Harry had practiced for the activities with his unit for two or three weeks but was under the impression that they were getting ready for a visit by an army general.
He was much surprised to see the President who stopped off at the camp on his way to the historic meeting with the Mexican president.
General George Marshall
From April 1944 – Donald “Buddie” Luginbuhl – he’s a corporal now with the army in Shreveport, Louisiana – still rates as an accordion artist.
General Marshall
If you can remember Buddie you can’t help but remember his squeeze box, for they were inseparable. Well, the other day they met up with the big moment when he played at a concert in the auditorium and none less than General George Marshall, chief of staff, the army’s big boss.
And, after the concert the chief complimented “Buddie” on his performance.
General Carl Spaatz
July, 1944 – Whenever Harvey Beidler of South Jackson Street reads the exploits of the U.S. Air Force in Europe he is reminded of the days when he and Lt. General Carl Spaatz, commander of the aerial army overseas, were schoolmates in Pennsylvania.
They were fellow students at Perkiomen school, Pennsylvania, back in 1910. Spaatz a sophomore, and Beidler, a freshman, were good friends.
General Spaatz
Today, as commander of all U.S. bomber forces in England, Gen. Spaatz is ranked as the world’s No. 1 bomber, and the great plans operating under his direction have caused more damage to German installations than all the havoc Germany piled on England in the early days of the war.
Mickey Rooney
August, 1944 – Movie star Mickey Rooney, was seen in the Los Angeles railroad station by Pvt. Kenneth Hartman, son of Mrs. Mildred Oberly of Bluffton.
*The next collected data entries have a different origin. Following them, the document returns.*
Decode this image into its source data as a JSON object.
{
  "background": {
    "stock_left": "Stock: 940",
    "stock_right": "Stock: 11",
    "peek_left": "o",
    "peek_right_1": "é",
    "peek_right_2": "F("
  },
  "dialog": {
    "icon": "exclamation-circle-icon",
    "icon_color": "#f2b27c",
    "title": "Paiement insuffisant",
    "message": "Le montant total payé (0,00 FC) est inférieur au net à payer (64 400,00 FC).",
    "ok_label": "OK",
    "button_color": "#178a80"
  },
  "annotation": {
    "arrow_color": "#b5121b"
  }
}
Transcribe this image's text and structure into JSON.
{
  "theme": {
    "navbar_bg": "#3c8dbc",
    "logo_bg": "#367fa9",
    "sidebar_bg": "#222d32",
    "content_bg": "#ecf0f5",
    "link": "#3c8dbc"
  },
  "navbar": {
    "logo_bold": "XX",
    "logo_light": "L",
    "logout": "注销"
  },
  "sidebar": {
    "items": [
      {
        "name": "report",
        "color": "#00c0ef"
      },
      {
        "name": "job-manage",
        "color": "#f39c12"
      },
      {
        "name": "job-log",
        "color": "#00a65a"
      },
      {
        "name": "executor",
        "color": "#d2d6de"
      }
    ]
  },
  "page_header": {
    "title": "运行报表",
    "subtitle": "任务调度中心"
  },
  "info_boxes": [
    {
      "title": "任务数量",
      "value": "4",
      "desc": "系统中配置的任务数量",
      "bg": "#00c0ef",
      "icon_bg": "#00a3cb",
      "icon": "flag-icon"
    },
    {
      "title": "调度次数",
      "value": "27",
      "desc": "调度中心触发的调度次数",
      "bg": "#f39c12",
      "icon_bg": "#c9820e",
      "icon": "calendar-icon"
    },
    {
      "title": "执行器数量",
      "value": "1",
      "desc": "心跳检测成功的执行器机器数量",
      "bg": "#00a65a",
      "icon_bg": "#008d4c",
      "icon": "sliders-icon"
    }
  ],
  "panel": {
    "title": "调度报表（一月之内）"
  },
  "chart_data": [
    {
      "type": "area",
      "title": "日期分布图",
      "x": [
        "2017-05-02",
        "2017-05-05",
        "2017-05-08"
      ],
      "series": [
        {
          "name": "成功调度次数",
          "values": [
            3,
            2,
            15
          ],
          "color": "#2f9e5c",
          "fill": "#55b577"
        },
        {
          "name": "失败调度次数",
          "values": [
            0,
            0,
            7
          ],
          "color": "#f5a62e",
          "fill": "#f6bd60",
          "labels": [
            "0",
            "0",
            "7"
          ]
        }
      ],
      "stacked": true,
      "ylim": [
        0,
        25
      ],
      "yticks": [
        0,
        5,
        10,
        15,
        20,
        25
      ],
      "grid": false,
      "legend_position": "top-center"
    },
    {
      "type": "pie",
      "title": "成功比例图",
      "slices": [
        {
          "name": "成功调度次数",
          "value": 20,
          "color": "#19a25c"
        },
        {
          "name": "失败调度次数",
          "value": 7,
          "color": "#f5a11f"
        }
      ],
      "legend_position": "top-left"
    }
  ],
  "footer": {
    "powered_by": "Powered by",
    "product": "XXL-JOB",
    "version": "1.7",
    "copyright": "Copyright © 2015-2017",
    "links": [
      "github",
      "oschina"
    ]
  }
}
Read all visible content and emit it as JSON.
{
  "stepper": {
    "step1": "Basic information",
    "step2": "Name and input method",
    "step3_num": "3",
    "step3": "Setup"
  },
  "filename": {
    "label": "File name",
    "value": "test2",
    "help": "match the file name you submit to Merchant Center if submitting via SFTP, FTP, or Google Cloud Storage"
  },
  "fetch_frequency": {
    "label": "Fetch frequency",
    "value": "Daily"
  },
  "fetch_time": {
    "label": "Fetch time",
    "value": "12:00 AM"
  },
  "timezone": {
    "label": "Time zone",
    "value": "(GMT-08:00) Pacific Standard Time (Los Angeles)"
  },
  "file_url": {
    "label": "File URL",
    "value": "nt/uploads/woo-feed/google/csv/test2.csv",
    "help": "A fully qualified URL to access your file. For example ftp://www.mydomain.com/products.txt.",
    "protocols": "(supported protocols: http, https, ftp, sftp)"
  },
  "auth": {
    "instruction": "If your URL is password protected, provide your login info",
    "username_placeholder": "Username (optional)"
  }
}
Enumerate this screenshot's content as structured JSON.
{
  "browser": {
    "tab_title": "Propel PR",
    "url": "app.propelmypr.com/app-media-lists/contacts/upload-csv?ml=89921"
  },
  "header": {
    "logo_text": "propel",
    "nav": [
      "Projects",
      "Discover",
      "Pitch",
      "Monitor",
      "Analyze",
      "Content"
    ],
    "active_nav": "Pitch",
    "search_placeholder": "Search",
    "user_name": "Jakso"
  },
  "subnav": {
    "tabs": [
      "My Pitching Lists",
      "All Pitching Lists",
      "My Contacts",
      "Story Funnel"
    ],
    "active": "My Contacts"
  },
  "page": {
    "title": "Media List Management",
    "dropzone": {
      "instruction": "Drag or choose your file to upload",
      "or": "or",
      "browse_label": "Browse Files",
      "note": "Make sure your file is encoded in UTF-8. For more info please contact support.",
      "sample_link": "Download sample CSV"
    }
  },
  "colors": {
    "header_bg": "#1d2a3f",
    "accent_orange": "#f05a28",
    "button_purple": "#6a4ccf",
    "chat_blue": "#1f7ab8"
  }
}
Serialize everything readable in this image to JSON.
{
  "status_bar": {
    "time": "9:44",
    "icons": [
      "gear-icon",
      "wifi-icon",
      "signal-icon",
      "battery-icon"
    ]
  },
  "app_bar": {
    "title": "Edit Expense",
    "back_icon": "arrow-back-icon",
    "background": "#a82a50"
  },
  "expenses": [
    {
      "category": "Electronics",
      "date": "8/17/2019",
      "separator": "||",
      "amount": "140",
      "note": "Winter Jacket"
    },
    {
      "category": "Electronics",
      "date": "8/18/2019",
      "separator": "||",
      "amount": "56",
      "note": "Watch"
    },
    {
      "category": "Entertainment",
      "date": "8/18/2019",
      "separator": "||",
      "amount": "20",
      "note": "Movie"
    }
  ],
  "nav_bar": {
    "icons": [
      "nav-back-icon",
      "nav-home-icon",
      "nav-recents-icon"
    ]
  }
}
Hartman and a group of buddies were stretching their legs when their troop train made a short stop at the station when they spied Rooney. Hartman says his group had no difficulty in recognizing the film celebrity although he was not as tall as they had anticipated.
Mickey Rooney
Albert Einstein
From February 1946 – Don Smucker, attending Princeton Theological Seminary at Princeton, New Jersey, says he saw Albert Einstein, the scientist, now living in Princeton, walking down the street recently and describes him as an extraordinarily striking individual combining various features to resemble something like a highly intellectual Santa Claus.